The act of a composing a high-level story in a condensed space requires a constant series of judgments. At the most fundamental level, it’s a balance between creating the story and sticking to the truth. (Here’s the blogger Felix Salmon on what he calls “the narrative dark arts”). De facto, you have to leave some elements of the truth out to create the story. It becomes very tempting to make the story more pure, to arrange elements of the truth in a fashion so easily consumable that it no longer really resembles the truth.

That’s what Lehrer got into the habit of doing. The truth began to serve his story too much.

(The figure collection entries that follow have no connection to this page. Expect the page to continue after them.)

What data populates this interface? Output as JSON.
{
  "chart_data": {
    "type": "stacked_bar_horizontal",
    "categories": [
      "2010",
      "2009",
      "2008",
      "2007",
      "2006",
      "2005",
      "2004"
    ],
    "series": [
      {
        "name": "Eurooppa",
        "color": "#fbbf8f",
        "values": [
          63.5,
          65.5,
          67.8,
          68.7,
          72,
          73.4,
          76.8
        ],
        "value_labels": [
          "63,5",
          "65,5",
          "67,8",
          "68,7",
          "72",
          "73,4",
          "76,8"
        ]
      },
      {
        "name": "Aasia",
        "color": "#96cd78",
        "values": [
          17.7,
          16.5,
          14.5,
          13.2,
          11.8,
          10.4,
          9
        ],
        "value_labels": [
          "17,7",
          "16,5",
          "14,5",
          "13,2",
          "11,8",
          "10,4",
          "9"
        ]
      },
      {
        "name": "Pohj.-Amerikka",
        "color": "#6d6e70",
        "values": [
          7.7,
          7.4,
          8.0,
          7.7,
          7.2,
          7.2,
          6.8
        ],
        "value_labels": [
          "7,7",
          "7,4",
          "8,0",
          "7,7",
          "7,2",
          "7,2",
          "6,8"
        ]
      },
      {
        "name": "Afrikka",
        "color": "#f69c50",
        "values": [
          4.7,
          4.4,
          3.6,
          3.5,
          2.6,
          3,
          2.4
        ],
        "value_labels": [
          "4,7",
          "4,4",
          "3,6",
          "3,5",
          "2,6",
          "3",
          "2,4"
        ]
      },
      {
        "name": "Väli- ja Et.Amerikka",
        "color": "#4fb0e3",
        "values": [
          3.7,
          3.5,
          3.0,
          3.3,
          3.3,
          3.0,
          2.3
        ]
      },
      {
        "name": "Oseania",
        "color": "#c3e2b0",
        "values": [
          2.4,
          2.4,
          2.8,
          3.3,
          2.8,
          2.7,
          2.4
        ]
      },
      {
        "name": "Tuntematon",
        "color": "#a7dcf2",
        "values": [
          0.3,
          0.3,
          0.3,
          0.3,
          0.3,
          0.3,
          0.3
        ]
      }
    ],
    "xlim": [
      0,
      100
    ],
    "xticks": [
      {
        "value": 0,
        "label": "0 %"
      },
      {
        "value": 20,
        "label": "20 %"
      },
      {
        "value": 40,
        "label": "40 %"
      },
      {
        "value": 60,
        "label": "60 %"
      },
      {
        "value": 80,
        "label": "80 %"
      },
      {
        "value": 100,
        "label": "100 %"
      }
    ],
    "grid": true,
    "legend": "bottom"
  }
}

Someone asked me the other day if there are more Jonah Lehrers now, or if they are merely being caught more frequently. I’m not sure either is the case. Search engines make it easier to catch this kind of intellectual chicanery, but it doesn’t necessarily follow that there’s a greater appetite for catching it now. Truthfully, we like what the Lehrers of the world do: They break things down in digestible ways.

It’s only reluctantly that we face up to the idea that we were so desperate to believe that story is the truth that we bought Lehrer’s easy ideas hook, line and sinker. So there are the Rick Braggs of the world, and the Janet Cookes, and depending on the media’s mood at the moment and the details of what they did, the storytellers get punished for giving the audience what they demanded.

The writers who are content to live in the world of literary books get subjected to less criticism, perhaps because we respect what they do more or perhaps because we understand intuitively that the ethical balance between truth and story shifts the other direction in those kinds of books. One of my professors at George Mason University casually mentioned in a class that it’s fairly well known that Annie Dillard borrowed the event described in the famous scene from Pilgrim At Tinker Creek, in which the cat leaves bloody footprints, from one of her students. In other words, the cat’s footprints never actually happened to her – even though the book is a called a “nonfiction” narrative. (I’ll add her publicist’s response if I get it).

The students barely blinked an eye at the idea that Dillard made the event her own in service of the story, and I can’t say that I mind, either. The rules are different for a piece of literature, even if it’s nonfiction.

One other book that I love, Young Men and Fire, is exactly about the struggle to wrest narrative from the strict truth. In parsing the details of the Mann Gulch fire, which killed 12 smokejumpers in 1949, Norman Maclean fought his own way to a narrative that was ultimately – only in the last sentence – about his wife’s death and his own mortality.

He wrote:

In this cockeyed world, there are shapes and designs, if only we have some curiosity, training and compassion and take care not to lie or be sentimental.

What the story of Jonah Lehrer – and the popularity of writers like him — tells us is that the broad public has little appetite for the intellectual rigor that Maclean suggests is necessary if we’re going to understand even an imperfect version of the truth.

Give me a niche audience any day, then.